Открывая пачку, дрожала, как левретка. Она сделала глубокий вдох, задержала дым в легких, пока укладывала зажигалку в карманчик сумки, и медленно выдохнула. Прокатила высокая волна, обдала сладкой слабостью. Кружилась голова, руки-ноги — тряпочки, как будто выдернули скелет, и она опала без него, кончики пальцев немеют. Дина откинулась на спинку скамейки, которая немедленно провалилась в ту осень, когда она впервые закурила: месяц как из дома, без мамы, город чужой — сразу свой, сумрачный, великолепный, кардиограмма Петропавловки рвет сердце. Все нравилось, все: выходить из метро в промозглый вечер, спешить в общагу, где никто не ждет, но все рады, запах прелых листьев как воздух свободы, курить до самого крыльца. В оранжевом тепле щербатые тарелки вкруг, жмутся к ним алюминиевые ложки-вилки, картофельный пар из кастрюли. Множатся чайные пакетики в граненых стаканах, а от электрочайника запотели окна. Девочки машут “за стол, за стол”, и мальчики, мальчики.

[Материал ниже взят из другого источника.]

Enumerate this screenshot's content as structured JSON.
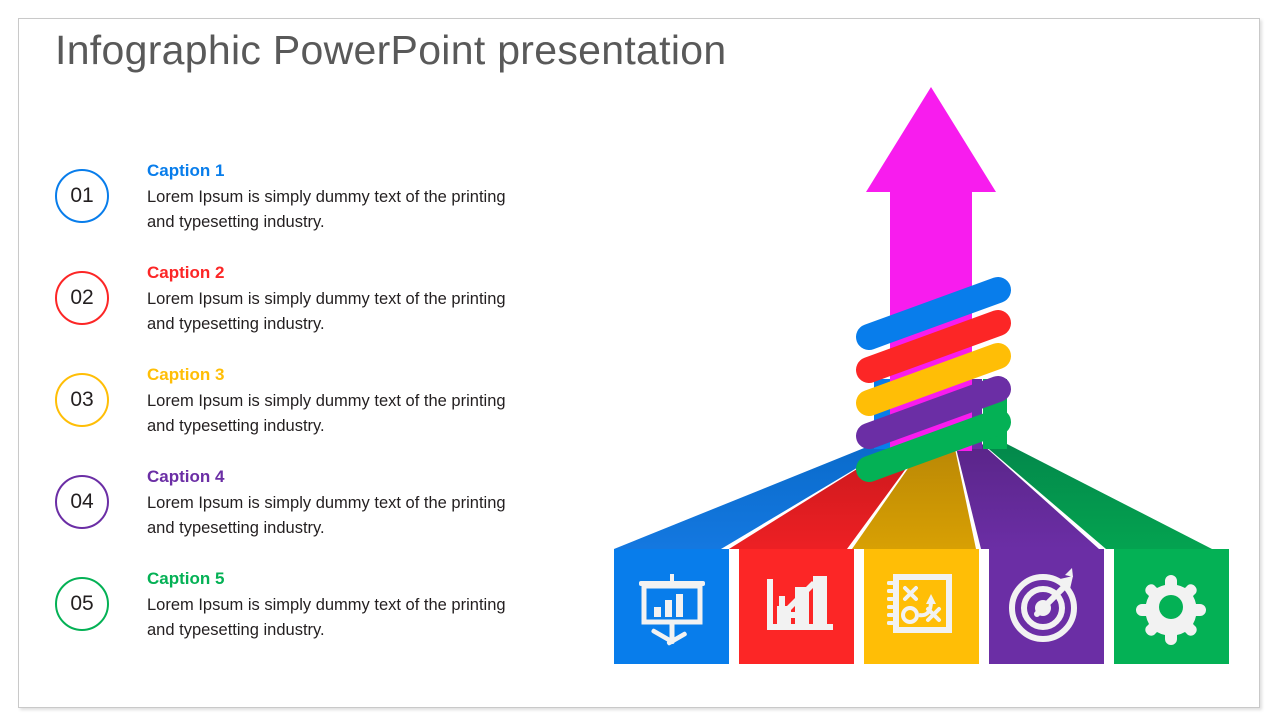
{
  "slide": {
    "title": "Infographic PowerPoint presentation",
    "title_color": "#595959",
    "background": "#ffffff",
    "border_color": "#c9c9c9"
  },
  "items": [
    {
      "number": "01",
      "caption": "Caption 1",
      "description": "Lorem Ipsum is simply dummy text of the printing and typesetting industry.",
      "color": "#087DEB",
      "icon": "presentation-board-icon"
    },
    {
      "number": "02",
      "caption": "Caption 2",
      "description": "Lorem Ipsum is simply dummy text of the printing and typesetting industry.",
      "color": "#FC2626",
      "icon": "bar-chart-growth-icon"
    },
    {
      "number": "03",
      "caption": "Caption 3",
      "description": "Lorem Ipsum is simply dummy text of the printing and typesetting industry.",
      "color": "#FFBE06",
      "icon": "strategy-playbook-icon"
    },
    {
      "number": "04",
      "caption": "Caption 4",
      "description": "Lorem Ipsum is simply dummy text of the printing and typesetting industry.",
      "color": "#6B2EA5",
      "icon": "target-arrow-icon"
    },
    {
      "number": "05",
      "caption": "Caption 5",
      "description": "Lorem Ipsum is simply dummy text of the printing and typesetting industry.",
      "color": "#04B155",
      "icon": "gear-icon"
    }
  ],
  "graphic": {
    "arrow_color": "#F81CEE",
    "arrow_label": "upward-growth-arrow",
    "band_colors": [
      "#087DEB",
      "#FC2626",
      "#FFBE06",
      "#6B2EA5",
      "#04B155"
    ],
    "ribbon_shade_colors": [
      "#0A6BCB",
      "#D41B1B",
      "#D79F04",
      "#5A2589",
      "#039746"
    ]
  }
}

Горела осень парковым золотом в огромных стеклах главного здания, а мама пишет: снег у них...
На бетонной урне у соседнего подъезда сидела опрятная ворона. Точно вымытая дождем. Про таких Динин папа говорил: “Сука, умная, как мы с тобой!”, имея в виду обобщенное человечество. Ум она скрывала как могла, вертя гладкой макушкой по всем сторонам света. Неожиданно взгляд ее упал на дно урны, и ворона онемела. Она вжала голову в плечи и стала быстро и дискретно озираться по сторонам, подрагивая от страха конкуренции. Что-то серьезное было на дне апрельской урны. Дина не двигалась, но ворона и не принимала ее в расчет: какие-то другие соперники мерещились ей. Опасаясь их, ворона сначала отвлекающе попрыгала по бетонному периметру, загораживая находку неширокой спиной. Притворялась беспечной и как будто даже насвистывала: даже не думайте, в урне — так, дерьмецо одно! Дина поняла, что улыбается. Убедившись, что миру не до нее, ворона приступила к извлечению.